Finalmente encontrei uma parada de caminhoneiros na subida de uma montanha. Ali havia um pequeno restaurante, simples como todos na Bolívia, onde comi minha primeira refeição. Foi um prato de frango frito com arroz e salada de alface e tomate. Revigorante, maravilhoso, e me custou somente três bolivianos, menos de 50 cents de dólar!

Pedi permissão para o dono do estabelecimento para montar minha barraca de camping ali mesmo, e ele deixou sem exitar. Armei a barraca por volta de meia noite. Antes de dormir, combinei com um caminhoneiro uma carona pelas montanhas até La Paz, minha segunda tentativa de chegar a La Paz. Dormi até 04:00h, foram as piores quatro horas de sono que tive durante a viagem, fazia frio (cerca de 0°C), estava deitado praticamente no chão, tendo meu mochilão como travesseiro e a lona da barraca como cama. Acordei no horário programado, e segui viagem na caçamba do caminhão.

Montanha acima aqui vamos nós! Frio pela manhã, começamos a subir. Quando achava que já era o ponto mais alto, o caminhão fazia uma curva e havia um cume mais alto...nenhuma civilização, nenhuma construção, só o caminhão e estradas de terra montanha acima. Lá pelos 4.000 msnm, o caminhão não agüentava mais e superaquecia repetidamente.
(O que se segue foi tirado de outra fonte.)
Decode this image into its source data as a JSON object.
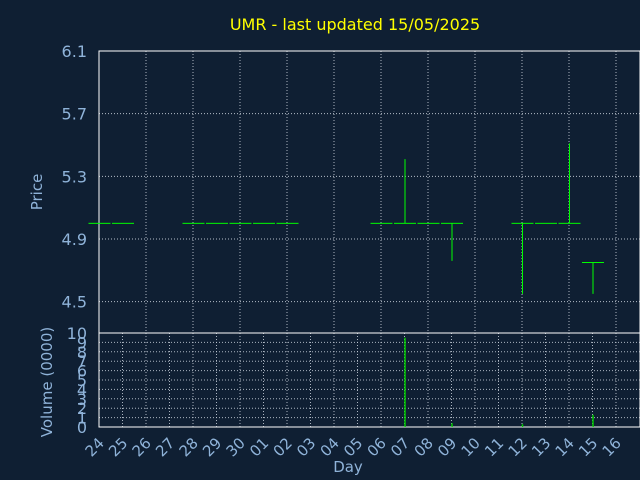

Não poderia mais continuar ali pois nada iria adiante. Por sorte, um caminhão carregado de uma colheita de milho passou, combinei uma carona e subi nele. A viagem continuava repleta de aventuras em estilo Indiana Jones! Até então não conseguira tomar um banho ainda. Já era o terceiro dia da viagem.

Continuamos no caminhão até que por fim ele alcançou uma estrada asfaltada, de ótima qualidade diga-se de passagem, que ligava os distritos bolivianos atravessando Cochabamba, Oruro e chegando a La Paz. Nela paramos por meia hora para almoçar. O cardápio era sopa de pollo (frango), dieta natural local e repetidamente oferecida pelo povo boliviano. Após o almoço cujo estabelecimento nem adianta indicar pois fica no meio de um pequeno povoado sobre as montanhas, seguimos viagem na auto-estrada rumo a La Paz.

Justamente quando eu pensava que o problema havia sido superado voltei a me preocupar. O bloqueio ainda estava firme, e as estradas estavam cheias de pedras que o povo montanhês rolava morro abaixo. O interessante é que o povo que vive nas montanhas não fala espanhol, eles ainda falam o dialeto primitivo Aymara, e a tentativa de contato com o povo boliviano que mora nas cidades não é muito bem sucedida, eles literalmente não se entendem! Chegamos a um bloqueio com cerca de cinquenta pessoas que vivem nas montanhas, e ali ficamos.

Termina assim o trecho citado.